Os mitos possuem um caráter enciclopédico que tece a trama do tecido cultural da Polis - inextricavelmente associado à crença nos deuses. A potência eficaz do mito sobre os afetos e sua ação arrebatadora sobre as paixões decorre da encantação (BRISSON, 1994, p. 93-113). O encanto mítico suscita alguns sentimentos e afasta outros, produz a piedade e purifica a alma de paixões destruidoras que influenciam a razão negativamente, especialmente o temor. Por essa razão, a narrativa mítica, em função de seu caráter de estoque cultural e eficácia sobre os afetos, configura o mais tradicional instrumento na paidéia do homem grego (Leis X 887 c-e).
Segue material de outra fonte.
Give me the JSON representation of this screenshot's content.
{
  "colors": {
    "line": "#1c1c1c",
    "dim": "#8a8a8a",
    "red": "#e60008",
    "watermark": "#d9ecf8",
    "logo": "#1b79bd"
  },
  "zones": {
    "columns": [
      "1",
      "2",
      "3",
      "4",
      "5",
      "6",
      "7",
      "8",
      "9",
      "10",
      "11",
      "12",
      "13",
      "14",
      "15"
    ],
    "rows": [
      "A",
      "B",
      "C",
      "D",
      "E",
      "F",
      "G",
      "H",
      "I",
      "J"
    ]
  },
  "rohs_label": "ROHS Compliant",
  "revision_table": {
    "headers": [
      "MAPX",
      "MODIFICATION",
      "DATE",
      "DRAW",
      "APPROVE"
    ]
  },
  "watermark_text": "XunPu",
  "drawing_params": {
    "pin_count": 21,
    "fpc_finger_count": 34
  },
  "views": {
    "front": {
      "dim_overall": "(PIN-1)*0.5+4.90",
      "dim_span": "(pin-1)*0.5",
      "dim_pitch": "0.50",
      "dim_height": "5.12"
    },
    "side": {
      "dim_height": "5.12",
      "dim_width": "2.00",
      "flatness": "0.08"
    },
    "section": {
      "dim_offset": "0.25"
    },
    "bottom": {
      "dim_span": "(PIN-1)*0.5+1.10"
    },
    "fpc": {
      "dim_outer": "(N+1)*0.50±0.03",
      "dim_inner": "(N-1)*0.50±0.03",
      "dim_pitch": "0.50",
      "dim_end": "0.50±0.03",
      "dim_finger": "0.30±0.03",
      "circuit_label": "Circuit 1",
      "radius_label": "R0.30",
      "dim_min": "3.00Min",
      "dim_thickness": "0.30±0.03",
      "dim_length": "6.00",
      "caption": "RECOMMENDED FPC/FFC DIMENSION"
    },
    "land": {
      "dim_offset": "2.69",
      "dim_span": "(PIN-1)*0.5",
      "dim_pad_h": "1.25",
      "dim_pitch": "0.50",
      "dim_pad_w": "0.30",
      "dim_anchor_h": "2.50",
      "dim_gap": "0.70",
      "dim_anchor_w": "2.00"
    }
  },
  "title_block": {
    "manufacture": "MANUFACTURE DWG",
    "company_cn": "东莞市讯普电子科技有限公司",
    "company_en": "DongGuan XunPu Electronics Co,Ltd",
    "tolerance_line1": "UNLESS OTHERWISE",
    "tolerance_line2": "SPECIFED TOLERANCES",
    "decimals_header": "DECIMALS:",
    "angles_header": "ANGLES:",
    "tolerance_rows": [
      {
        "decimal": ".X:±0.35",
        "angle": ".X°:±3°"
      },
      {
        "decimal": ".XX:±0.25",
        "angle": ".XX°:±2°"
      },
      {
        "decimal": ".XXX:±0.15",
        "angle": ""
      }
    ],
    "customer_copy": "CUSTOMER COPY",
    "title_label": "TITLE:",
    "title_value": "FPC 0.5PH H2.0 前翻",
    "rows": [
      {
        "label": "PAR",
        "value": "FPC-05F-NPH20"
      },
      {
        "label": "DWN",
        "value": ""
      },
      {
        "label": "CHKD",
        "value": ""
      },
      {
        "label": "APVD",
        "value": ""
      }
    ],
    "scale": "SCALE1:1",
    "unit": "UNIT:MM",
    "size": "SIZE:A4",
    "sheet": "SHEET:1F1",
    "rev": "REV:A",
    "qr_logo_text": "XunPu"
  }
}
Mas os ímpios tratados no livro X das Leis são descritos como renitentemente resistentes à encantação mítica. Nem a exemplaridade da formação infantil baseada nos mitos, nem a exemplaridade dos ritos e cultos, regularmente praticados pelos pais nas festas religiosas, nem o argumento da maioria de que, tanto gregos, como bárbaros, crêem nos deuses, é capaz de levar os mais obstinados à crença. Por isso, a especificidade dos destinatários condiciona o gênero de discurso que tem como visada a persuasão. Tal persuasão é imprescindível para o assentimento racional ao estabelecimento das leis, o que representa, em última instância, a fundamentação racional da própria noção de Justiça.

Em função da escolha deliberada de renunciar à eficácia mítica, o cerne da argumentação adotada por Platão recorre a um modelo cosmológico que serve de base para a explicitação dos princípios nos quais deve se basear a elaboração das leis (Leis X 886a).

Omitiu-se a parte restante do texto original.